There is a famous concept in the marketing discipline called the 5 P’s.  It describes the five principles of marketing, including:

  1. Positioning (the strategic position of the product in the marketplace)
  2. Product (the qualities, features, and benefits of the item for sale)
  3. Promotion (advertising and other methods of communicating to the marketplace)
  4. Placement (sales channels and other aspects of getting the product to customers)
  5. Price (charging enough to be profitable considering the price of competitors)

This is an oversimplification of the 5 P’s but I refer to it because I want to suggest something similar – the 3 P’s of starting a business.

I have made it a habit when conducting training programs for start-up businesses to ask them to identify the one, and only one, reason to start a new business.  Few people get the right answer.  They tell me that they want to be their own boss; that they want to make a lot of money; that they can’t find a job so they want to try something different.  These may be good reasons but none of them is the reason.

The one, and only, reason to start a new business is because there is an opportunity in the marketplace.  There are enough People who will buy the product or service at a Price at which the company can make a Profit.  And those are the three P’s.

This sound simple enough perhaps.  But each of these P’s has enough behind it to fill a book.  The entrepreneur has to determine whether there are enough People – customers.  How to determine that?  Market research is the answer, and a lot of work has to go into determining what the right customer demographic is for a particular product or service; who is buying something similar now; how much they are spending on it; how much of those dollars can be diverted to the new product.

The entrepreneur has to know what Price to charge for the product or service.  S/he can’t know how much to charge until s/he knows the costs of making the product or delivering the service, bringing it to the marketplace, making sure all of the costs are covered, making enough to produce a Profit.  And that’s only one aspect of pricing – what is being charged by competitors for similar products?  Can the new entrepreneur fit his/her price into the marketplace without charging such a low price that profitability is impossible or such a high price that no one will buy the product or service?

There are so many questions to be answered that it is usually advisable to prepare a complete business plan which provides a standard format for thinking through, and answering, a lot of these questions.

By the way, a couple of paragraphs ago, I didn’t want to seem like I was insulting people who give me the wrong reason for starting a business.  These are creative, independent, sometimes courageous individuals who are striking out on their own and deserve a lot of credit for that.  But it is a new path they are following, one that requires a lot of new learning.  As hopefully has become apparent from this article, knowing the one reason to start a business is just one of many, many lessons that new entrepreneurs have to learn.

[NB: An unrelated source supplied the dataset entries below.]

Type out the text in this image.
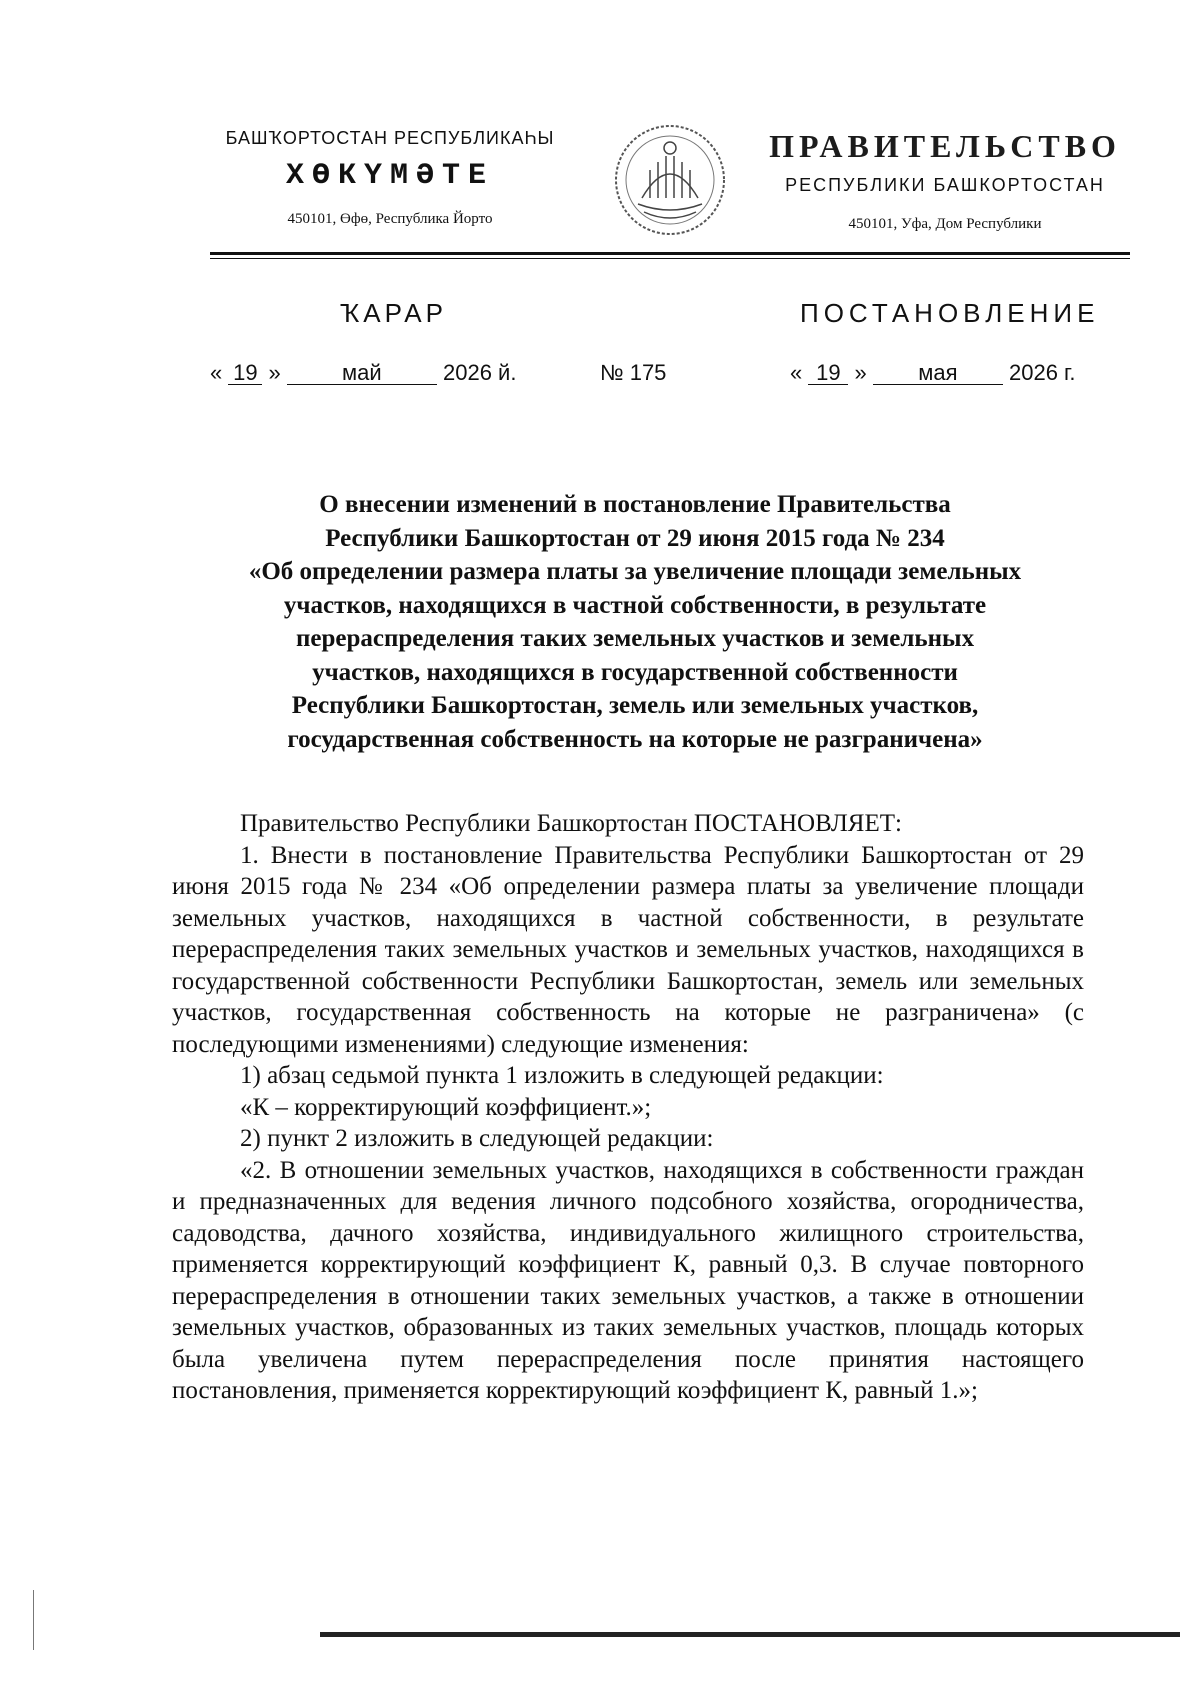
БАШҠОРТОСТАН РЕСПУБЛИКАҺЫ
ХӨКҮМӘТЕ
450101, Өфө, Республика Йорто
ПРАВИТЕЛЬСТВО
РЕСПУБЛИКИ БАШКОРТОСТАН
450101, Уфа, Дом Республики
ҠАРАР	ПОСТАНОВЛЕНИЕ
« 19 »	май	2026 й.	№ 175	« 19 » мая 2026 г.
О внесении изменений в постановление Правительства
Республики Башкортостан от 29 июня 2015 года № 234
«Об определении размера платы за увеличение площади земельных
участков, находящихся в частной собственности, в результате
перераспределения таких земельных участков и земельных
участков, находящихся в государственной собственности
Республики Башкортостан, земель или земельных участков,
государственная собственность на которые не разграничена»
Правительство Республики Башкортостан ПОСТАНОВЛЯЕТ:
1. Внести в постановление Правительства Республики Башкортостан от 29 июня 2015 года № 234 «Об определении размера платы за увеличение площади земельных участков, находящихся в частной собственности, в результате перераспределения таких земельных участков и земельных участков, находящихся в государственной собственности Республики Башкортостан, земель или земельных участков, государственная собственность на которые не разграничена» (с последующими изменениями) следующие изменения:
1) абзац седьмой пункта 1 изложить в следующей редакции:
«К – корректирующий коэффициент.»;
2) пункт 2 изложить в следующей редакции:
«2. В отношении земельных участков, находящихся в собственности граждан и предназначенных для ведения личного подсобного хозяйства, огородничества, садоводства, дачного хозяйства, индивидуального жилищного строительства, применяется корректирующий коэффициент К, равный 0,3. В случае повторного перераспределения в отношении таких земельных участков, а также в отношении земельных участков, образованных из таких земельных участков, площадь которых была увеличена путем перераспределения после принятия настоящего постановления, применяется корректирующий коэффициент К, равный 1.»;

If you are considering starting a business, turn yourself into a sponge!  Soak up all the new learning you can get your hands on.  Take advantage of training programs and other resources to learn about managing a business.  The U.S. Small Business Administration offers a number of such programs, either on their own or through one of the programs they support:  the Rhode Island Small Business Development Center at Johnson & Wales University; the Center for Women & Enterprise; and SCORE: Counselors to America’s Small Businesses.  The Rhode Island Economic Development Corporation offers programs and they are also offered by your local Chamber of Commerce and at various colleges and universities, as well as online.  Take advantage of these programs and learn all you can about this exciting new venture you are embarking upon.